LONDON (Reuters) - Anti-racism campaigner Paul Elliott says English soccer's support of the Black Lives Matter campaign will be an 'empty gesture' unless concrete action is taken to have more black representation in leading administration roles.

In an open letter to the industry on Thursday the former Chelsea and Celtic player Elliott, now chair of the Football Association's Inclusion and Advisory Board, outlined plans for a voluntary code for Equality In Football Leadership.

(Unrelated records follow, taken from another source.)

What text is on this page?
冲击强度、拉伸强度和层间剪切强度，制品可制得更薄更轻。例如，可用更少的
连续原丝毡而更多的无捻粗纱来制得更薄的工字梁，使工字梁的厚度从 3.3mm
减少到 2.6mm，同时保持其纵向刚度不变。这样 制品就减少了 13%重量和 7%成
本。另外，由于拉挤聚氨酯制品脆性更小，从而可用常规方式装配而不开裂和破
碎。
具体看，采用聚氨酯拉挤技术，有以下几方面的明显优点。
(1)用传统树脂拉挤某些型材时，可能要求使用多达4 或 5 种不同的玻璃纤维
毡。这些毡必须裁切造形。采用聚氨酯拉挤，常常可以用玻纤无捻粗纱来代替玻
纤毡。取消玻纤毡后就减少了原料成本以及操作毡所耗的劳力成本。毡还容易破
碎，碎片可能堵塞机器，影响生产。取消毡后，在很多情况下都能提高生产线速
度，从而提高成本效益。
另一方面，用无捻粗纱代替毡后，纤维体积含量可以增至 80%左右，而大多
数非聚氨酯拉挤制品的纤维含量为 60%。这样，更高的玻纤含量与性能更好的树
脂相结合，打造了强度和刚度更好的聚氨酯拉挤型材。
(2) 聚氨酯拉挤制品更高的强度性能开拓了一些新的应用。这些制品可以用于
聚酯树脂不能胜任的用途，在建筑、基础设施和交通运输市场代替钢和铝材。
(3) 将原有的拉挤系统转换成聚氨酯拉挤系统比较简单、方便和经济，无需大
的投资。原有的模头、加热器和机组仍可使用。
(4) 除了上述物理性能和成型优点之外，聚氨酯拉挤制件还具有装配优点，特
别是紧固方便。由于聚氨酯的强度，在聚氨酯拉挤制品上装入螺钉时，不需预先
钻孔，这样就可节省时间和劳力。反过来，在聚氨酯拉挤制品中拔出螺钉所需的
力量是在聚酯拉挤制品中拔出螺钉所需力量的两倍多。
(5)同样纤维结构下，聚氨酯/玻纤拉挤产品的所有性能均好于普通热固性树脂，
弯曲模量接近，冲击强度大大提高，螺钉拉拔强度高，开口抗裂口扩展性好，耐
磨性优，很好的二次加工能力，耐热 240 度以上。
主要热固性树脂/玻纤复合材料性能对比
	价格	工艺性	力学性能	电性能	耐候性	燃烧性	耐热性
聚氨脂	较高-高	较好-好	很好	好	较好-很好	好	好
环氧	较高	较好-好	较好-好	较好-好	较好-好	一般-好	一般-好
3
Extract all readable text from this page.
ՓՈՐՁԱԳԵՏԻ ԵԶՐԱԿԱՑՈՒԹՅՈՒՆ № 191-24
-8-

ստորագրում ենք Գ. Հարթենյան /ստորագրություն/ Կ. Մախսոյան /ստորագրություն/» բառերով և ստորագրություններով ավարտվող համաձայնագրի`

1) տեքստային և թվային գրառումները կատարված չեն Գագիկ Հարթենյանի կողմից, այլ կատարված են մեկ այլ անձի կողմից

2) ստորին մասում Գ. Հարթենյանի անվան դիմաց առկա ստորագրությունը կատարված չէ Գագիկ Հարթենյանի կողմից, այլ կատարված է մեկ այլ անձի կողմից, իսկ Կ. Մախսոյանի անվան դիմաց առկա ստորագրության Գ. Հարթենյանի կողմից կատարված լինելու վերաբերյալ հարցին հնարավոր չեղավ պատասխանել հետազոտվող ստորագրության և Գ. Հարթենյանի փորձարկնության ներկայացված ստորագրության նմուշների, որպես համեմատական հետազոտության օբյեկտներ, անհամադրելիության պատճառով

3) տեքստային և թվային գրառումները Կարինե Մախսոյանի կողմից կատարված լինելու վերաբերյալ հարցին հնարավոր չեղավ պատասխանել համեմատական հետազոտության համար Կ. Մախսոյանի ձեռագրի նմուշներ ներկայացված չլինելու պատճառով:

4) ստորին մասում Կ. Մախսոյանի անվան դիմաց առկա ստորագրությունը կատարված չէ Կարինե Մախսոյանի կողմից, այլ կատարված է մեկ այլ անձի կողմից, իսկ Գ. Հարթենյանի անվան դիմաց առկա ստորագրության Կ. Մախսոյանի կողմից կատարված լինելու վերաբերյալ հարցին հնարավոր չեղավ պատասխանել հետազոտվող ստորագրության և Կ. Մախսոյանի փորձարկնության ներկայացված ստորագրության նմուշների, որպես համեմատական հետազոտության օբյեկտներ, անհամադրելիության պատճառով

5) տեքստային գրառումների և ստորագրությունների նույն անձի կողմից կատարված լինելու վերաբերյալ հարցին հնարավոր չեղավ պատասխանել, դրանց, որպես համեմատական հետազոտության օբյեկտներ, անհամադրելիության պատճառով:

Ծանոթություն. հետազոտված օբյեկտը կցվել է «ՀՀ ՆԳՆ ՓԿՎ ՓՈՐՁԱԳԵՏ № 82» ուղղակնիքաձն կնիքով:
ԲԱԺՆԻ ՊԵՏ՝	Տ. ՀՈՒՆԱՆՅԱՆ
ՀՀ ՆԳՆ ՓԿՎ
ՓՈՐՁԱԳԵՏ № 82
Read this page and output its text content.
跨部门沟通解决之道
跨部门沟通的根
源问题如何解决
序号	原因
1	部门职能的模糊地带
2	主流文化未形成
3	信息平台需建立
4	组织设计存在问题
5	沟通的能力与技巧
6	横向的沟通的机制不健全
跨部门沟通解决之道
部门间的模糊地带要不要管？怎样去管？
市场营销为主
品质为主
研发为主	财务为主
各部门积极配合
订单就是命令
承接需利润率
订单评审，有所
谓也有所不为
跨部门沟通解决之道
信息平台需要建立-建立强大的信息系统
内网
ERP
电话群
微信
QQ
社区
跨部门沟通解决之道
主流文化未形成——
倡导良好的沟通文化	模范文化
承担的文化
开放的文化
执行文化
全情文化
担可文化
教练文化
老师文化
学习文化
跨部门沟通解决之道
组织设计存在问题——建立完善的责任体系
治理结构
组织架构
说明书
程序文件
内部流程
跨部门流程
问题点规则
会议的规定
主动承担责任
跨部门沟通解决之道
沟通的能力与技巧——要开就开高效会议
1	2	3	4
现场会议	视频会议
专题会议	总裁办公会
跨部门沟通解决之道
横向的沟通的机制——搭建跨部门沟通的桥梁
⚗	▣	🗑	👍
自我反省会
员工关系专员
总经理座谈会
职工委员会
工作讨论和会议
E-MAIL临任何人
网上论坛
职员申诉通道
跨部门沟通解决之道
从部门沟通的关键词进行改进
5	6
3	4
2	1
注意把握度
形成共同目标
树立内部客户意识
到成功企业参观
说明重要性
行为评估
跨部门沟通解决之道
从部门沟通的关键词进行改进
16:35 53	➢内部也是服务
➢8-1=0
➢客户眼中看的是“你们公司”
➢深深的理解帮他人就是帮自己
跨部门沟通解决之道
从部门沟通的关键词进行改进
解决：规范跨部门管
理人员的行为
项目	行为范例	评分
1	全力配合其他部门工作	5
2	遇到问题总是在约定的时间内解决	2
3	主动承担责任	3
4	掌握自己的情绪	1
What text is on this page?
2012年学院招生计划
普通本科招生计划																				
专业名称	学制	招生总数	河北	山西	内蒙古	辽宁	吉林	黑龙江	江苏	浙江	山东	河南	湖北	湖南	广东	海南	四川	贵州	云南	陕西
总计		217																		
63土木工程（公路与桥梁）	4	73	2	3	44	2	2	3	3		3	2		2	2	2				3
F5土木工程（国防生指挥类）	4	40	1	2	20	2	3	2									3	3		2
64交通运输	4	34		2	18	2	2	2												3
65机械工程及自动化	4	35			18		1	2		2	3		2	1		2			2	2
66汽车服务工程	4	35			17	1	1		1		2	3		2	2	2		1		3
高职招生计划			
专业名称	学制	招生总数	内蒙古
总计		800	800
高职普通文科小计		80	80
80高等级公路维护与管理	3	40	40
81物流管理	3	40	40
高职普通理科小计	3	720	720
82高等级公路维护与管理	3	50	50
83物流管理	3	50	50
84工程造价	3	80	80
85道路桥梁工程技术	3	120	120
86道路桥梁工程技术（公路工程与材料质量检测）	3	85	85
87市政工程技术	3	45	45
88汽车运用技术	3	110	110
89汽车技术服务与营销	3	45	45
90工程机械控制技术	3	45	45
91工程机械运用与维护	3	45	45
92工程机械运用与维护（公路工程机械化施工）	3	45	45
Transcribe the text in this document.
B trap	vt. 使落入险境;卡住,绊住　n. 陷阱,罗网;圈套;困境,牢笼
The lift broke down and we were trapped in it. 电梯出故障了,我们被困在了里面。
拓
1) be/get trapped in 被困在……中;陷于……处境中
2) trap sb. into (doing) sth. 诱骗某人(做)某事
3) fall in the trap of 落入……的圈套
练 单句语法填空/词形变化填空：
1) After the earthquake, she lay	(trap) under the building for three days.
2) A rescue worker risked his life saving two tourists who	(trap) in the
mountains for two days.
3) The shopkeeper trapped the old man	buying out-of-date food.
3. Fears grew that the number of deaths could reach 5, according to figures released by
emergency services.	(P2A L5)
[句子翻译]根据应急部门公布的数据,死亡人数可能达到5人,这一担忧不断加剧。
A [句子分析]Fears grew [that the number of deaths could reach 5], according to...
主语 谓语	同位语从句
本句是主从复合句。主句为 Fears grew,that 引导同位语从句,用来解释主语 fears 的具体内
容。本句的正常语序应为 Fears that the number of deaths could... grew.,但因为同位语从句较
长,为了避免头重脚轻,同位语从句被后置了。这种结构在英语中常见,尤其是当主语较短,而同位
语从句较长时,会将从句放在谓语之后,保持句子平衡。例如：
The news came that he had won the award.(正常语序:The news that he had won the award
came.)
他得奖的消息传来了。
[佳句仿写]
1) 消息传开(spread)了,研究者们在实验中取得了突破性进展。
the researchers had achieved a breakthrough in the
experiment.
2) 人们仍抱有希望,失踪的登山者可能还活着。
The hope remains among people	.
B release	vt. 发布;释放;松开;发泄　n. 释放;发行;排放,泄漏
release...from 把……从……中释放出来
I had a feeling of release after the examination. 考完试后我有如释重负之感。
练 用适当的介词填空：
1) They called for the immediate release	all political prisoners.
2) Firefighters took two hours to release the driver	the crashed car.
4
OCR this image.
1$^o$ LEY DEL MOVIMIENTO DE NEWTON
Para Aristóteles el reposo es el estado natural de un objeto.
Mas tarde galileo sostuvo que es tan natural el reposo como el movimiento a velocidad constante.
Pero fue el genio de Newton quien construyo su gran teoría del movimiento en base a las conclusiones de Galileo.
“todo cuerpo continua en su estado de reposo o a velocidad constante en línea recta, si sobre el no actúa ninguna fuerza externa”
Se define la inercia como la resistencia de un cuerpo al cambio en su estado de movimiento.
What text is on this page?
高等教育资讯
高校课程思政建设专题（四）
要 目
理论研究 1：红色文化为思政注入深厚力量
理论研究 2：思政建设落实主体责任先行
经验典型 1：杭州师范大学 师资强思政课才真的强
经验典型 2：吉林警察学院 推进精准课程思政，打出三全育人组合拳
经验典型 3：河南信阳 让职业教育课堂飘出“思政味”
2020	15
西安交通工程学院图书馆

Elliott says clubs from grassroots to elite level could then work towards meaningful targets in achieving greater diversity in boardrooms, senior administration and coaching.

"Our aim is to add to the good work clubs are already doing up and down the country, working with them to create meaningful targets which we can then all use to demonstrate collective progress," Elliott said.

"Adopting the code will signify that together we want to go on a journey to ensure football leads the way. We'll audit annually and will be transparent in publishing results.

"To do this clubs will need to be prepared to be transparent about their diversity statistics."

Elliott praised the diversity of the FA's Board which has four women and one BAME director, but said the Premier League, EFL, FA Women's Super League and National League must step up.

The Premier League restarted on Wednesday after the COVID-19 shutdown and the first 12 fixtures will see names on the back of shirts replaced by "Black Lives Matter".

Before Wednesday's matches between Aston Villa and Sheffield United and Manchester City and Arsenal, all the players took a knee in support of protests into the killing of George Floyd by a police officer in Minneapolis last month.

"It fills me with huge pride that, for the remainder of the season, teams playing in the Premier League, EFL and the FA Cup will support the Black Lives Matter campaign," Elliott said.

"Despite that progress, we still have some way to go as a game in some key areas. Critically, we need to address the systemic inequalities that prevent under-represented and minority communities gaining senior management opportunities across society and in football."